Como salvar, diante deste quadro, a concepção marxista, que atribui aos métodos de trabalho o papel determinante no equilíbrio de forças de uma sociedade, e concebe a História à maneira de uma imensa sucessão de luta de classes? Os dirigentes russos, que aceitam tratar com o Ocidente em bases tão opostas à concepção marxista, ainda tomam a sério a ideologia comunista?

A esta pergunta doutrinária de inegável gravidade, outra se acrescenta de natureza essencialmente prática. Se o Kremlin não compensou ao Ocidente, nem compensará em termos de dinheiro, retribuir-lhe-á quiçá as liberalidades, renunciando à expansão mundial do comunismo, e até permitindo em território russo, certa liberdade de Religião e de propaganda anticomunista? Os líderes vermelhos se teriam então, vendido aos capitalistas do Ocidente?

A hipótese constituiria talvez uma justificativa para Nixon e seus asseclas. Mas leva os comunistas a verem em Brejnev um novo Judas.

É principalmente sobre este ponto delicado, que Brejnev teve que se explicar ante seus "correligionários" de irreligião.

* * *

Começou ele por afirmar que a melhora das relações entre os grandes não importará numa diminuição da vigilância soviética contra um possível ataque norte-americano. O eufemismo implica em asseverar que em caso nenhum a Rússia diminuirá sua posição armamentista.

Acrescentou o líder vermelho que também não haverá qualquer relaxamento no empenho com o qual estão sendo combatidas as "ideologias estranhas ao comunismo". Outro eufemismo, para não dizer claramente que a perseguição religiosa e a repressão política continuarão em seu atual auge atrás da cortina de ferro. Os fatos confirmam, aliás, os dizeres de Brejnev. É de ontem o esmagamento brutal dos protestos religiosos na Lituânia. Como o é também a ameaça soviética de destruição do satélite artificial que fosse utilizado pelo Ocidente para a transmissão de propaganda anticomunista para o Oriente. Ou ainda, o equipamento da cortina de ferro com metralhadoras automáticas para conter a fuga dos que não se conformam com o regime comunista.

Brejnev acrescentou que utilizará a distensão para ampliar a propaganda comunista no Ocidente, e conquistar assim – as expressões são dele – "as mentes e os corações de milhões de pessoas em todo o mundo". Tarefa fácil, já que no Ocidente não há mais barreiras ideológicas, e a maioria dos Bispos não combate mais o comunismo.

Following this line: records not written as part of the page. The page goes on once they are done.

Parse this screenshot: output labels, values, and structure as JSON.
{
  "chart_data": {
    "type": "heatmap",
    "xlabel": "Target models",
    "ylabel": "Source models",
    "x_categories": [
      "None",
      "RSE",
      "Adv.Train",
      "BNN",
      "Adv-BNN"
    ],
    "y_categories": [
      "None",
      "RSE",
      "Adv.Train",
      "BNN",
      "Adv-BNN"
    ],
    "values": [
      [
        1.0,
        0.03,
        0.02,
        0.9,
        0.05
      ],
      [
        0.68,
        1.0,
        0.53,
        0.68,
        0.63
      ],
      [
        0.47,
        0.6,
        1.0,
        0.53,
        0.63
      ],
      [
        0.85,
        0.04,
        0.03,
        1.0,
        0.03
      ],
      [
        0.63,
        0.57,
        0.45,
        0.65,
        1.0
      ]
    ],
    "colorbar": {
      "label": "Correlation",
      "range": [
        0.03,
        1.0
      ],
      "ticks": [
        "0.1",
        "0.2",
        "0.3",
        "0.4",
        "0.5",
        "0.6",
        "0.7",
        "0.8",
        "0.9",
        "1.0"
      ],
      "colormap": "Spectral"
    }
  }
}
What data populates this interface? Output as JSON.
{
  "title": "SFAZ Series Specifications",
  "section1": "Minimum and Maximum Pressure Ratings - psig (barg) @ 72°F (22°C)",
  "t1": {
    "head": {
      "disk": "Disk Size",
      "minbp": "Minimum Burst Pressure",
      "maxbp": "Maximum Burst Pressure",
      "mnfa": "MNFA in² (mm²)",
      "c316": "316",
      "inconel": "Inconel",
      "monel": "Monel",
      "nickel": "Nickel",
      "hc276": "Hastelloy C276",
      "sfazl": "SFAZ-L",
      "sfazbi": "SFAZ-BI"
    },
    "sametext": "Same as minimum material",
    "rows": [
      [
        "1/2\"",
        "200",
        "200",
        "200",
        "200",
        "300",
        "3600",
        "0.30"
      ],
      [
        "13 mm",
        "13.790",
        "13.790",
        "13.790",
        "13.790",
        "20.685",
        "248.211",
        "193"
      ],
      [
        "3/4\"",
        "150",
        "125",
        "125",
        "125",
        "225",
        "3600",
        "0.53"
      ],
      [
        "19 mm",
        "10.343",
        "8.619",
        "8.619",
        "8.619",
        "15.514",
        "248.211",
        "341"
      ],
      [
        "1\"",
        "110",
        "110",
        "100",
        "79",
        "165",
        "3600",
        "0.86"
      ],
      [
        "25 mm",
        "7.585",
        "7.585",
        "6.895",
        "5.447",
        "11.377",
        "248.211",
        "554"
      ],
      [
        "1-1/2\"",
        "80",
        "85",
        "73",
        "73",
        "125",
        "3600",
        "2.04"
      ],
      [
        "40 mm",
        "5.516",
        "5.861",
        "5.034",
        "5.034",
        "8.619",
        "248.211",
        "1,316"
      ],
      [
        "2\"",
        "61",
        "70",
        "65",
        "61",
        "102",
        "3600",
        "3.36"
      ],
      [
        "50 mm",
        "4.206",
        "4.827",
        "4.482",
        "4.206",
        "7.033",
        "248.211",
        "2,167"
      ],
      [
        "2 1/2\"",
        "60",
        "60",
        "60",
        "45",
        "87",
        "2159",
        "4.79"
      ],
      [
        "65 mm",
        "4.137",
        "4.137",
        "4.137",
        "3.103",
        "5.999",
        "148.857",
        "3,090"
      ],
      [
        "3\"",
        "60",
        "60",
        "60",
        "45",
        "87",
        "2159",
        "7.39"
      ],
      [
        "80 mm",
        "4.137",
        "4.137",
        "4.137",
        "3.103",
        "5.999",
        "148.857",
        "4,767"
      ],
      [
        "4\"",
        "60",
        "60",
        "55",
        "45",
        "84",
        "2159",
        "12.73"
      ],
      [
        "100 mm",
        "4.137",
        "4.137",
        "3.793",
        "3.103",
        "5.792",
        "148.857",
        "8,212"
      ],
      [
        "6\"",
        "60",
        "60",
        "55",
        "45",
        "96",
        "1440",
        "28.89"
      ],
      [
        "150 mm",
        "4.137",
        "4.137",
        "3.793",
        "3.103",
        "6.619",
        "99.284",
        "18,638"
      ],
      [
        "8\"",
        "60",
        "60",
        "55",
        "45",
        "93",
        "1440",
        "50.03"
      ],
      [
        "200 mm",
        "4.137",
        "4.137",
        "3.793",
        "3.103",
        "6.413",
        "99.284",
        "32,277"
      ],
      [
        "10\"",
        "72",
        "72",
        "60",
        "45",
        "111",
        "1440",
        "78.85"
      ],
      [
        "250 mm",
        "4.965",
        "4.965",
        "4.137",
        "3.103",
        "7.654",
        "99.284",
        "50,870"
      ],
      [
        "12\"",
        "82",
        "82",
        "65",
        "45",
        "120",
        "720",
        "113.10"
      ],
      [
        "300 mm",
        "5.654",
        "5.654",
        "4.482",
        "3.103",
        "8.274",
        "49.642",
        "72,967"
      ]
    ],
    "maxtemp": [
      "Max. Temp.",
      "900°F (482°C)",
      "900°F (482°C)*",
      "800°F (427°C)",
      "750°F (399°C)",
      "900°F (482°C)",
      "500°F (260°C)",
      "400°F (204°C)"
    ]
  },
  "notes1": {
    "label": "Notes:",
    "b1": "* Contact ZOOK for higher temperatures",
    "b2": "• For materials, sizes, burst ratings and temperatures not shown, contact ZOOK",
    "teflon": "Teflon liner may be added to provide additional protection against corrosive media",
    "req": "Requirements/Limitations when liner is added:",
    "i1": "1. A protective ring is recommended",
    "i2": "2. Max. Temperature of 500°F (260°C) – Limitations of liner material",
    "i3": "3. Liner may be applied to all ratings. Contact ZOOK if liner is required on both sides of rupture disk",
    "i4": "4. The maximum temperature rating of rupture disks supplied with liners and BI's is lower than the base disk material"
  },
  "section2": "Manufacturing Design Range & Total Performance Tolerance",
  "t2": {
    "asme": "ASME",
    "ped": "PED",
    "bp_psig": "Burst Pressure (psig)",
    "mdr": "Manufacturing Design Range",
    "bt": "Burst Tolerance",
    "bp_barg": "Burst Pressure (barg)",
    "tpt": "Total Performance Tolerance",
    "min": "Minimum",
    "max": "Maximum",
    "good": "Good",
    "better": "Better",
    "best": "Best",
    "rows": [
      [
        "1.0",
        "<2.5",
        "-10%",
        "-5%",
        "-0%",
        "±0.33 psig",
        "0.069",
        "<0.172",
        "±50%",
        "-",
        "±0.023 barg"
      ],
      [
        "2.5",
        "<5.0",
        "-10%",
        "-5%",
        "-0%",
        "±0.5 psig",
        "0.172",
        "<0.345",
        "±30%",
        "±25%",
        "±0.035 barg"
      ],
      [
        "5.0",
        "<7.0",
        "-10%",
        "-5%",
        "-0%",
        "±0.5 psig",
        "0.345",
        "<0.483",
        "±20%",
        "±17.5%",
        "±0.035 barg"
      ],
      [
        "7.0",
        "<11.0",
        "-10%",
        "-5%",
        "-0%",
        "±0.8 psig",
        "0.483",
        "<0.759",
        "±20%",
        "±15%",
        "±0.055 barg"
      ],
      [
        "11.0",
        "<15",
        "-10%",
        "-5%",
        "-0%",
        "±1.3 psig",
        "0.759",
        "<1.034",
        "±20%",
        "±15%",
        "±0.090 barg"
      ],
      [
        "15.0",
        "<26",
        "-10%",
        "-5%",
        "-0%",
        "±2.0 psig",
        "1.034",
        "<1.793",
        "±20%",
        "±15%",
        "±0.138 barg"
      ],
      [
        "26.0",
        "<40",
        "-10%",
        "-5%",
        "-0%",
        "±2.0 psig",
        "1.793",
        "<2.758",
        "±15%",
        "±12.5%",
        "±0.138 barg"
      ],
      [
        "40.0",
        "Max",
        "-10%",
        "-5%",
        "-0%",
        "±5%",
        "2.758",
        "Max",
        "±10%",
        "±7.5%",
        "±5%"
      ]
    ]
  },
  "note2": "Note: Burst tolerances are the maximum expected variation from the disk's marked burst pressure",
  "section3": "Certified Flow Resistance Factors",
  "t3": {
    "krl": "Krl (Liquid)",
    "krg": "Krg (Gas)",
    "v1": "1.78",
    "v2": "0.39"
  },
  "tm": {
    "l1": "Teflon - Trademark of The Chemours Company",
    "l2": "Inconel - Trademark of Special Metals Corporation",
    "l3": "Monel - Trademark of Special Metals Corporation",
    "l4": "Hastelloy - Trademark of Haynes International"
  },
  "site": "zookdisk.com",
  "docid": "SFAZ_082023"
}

Encerrou ele seu discurso fazendo notar que a aproximação com os Estados Unidos criou condições para um melhor entendimento entre a Rússia e os satélites. Também esta informação é cheia de sentido. "Onde falta o pão, todos brigam e ninguém tem razão" diz um velho adágio. Dentro da miséria, os satélites não se entendiam com a metrópole. Com a penetração do ouro, do trigo e da técnica americana, faz-se a paz na família soviética...

* * *

O que pensar de tudo isto?

Proponho ao leitor uma alternativa. Ou Brejnev mentiu para tranquilizar os comunistas da Comissão Central, ou disse a verdade.

Se disse a verdade, então é impossível negar que a política de Nixon faz o jogo do comunismo internacional, por salvá-lo da ruína. Ademais, porque o chefe ianque apoia os responsáveis pelas terríveis repressões na Rússia e lhes garante livre expansão ideológica no mundo ocidental.

Admitamos que Brejnev tenha mentido. Disto não há nenhuma prova, e se se supõe aqui uma mentira dele, por que não supor que ele mentiu dando a Nixon seguranças de pagamento e de paz? Pois, a se admitir que o personagem é mentiroso, hipótese da mentira, deve pesar sobre tudo quanto ele diz, e não só sobre o discurso que ele fez à CC do PCUS.

Mas, a se admitir a hipótese da mentira, é o caso de perguntar se Nixon não embarcou sua pátria e todo o Ocidente numa imensa e temerária aventura.

* * *

Enfim, a quem mentiu Brejnev?

Leitor, se o Sr. é antiprogressista, faça essas perguntas a seus amigos progressistas, e veja se eles encontram para elas alguma saída.

Se o Sr. é progressista, faça-as a si mesmo. E não encontrando saída para elas, abandone o progressismo. Que nisto Deus o ajude.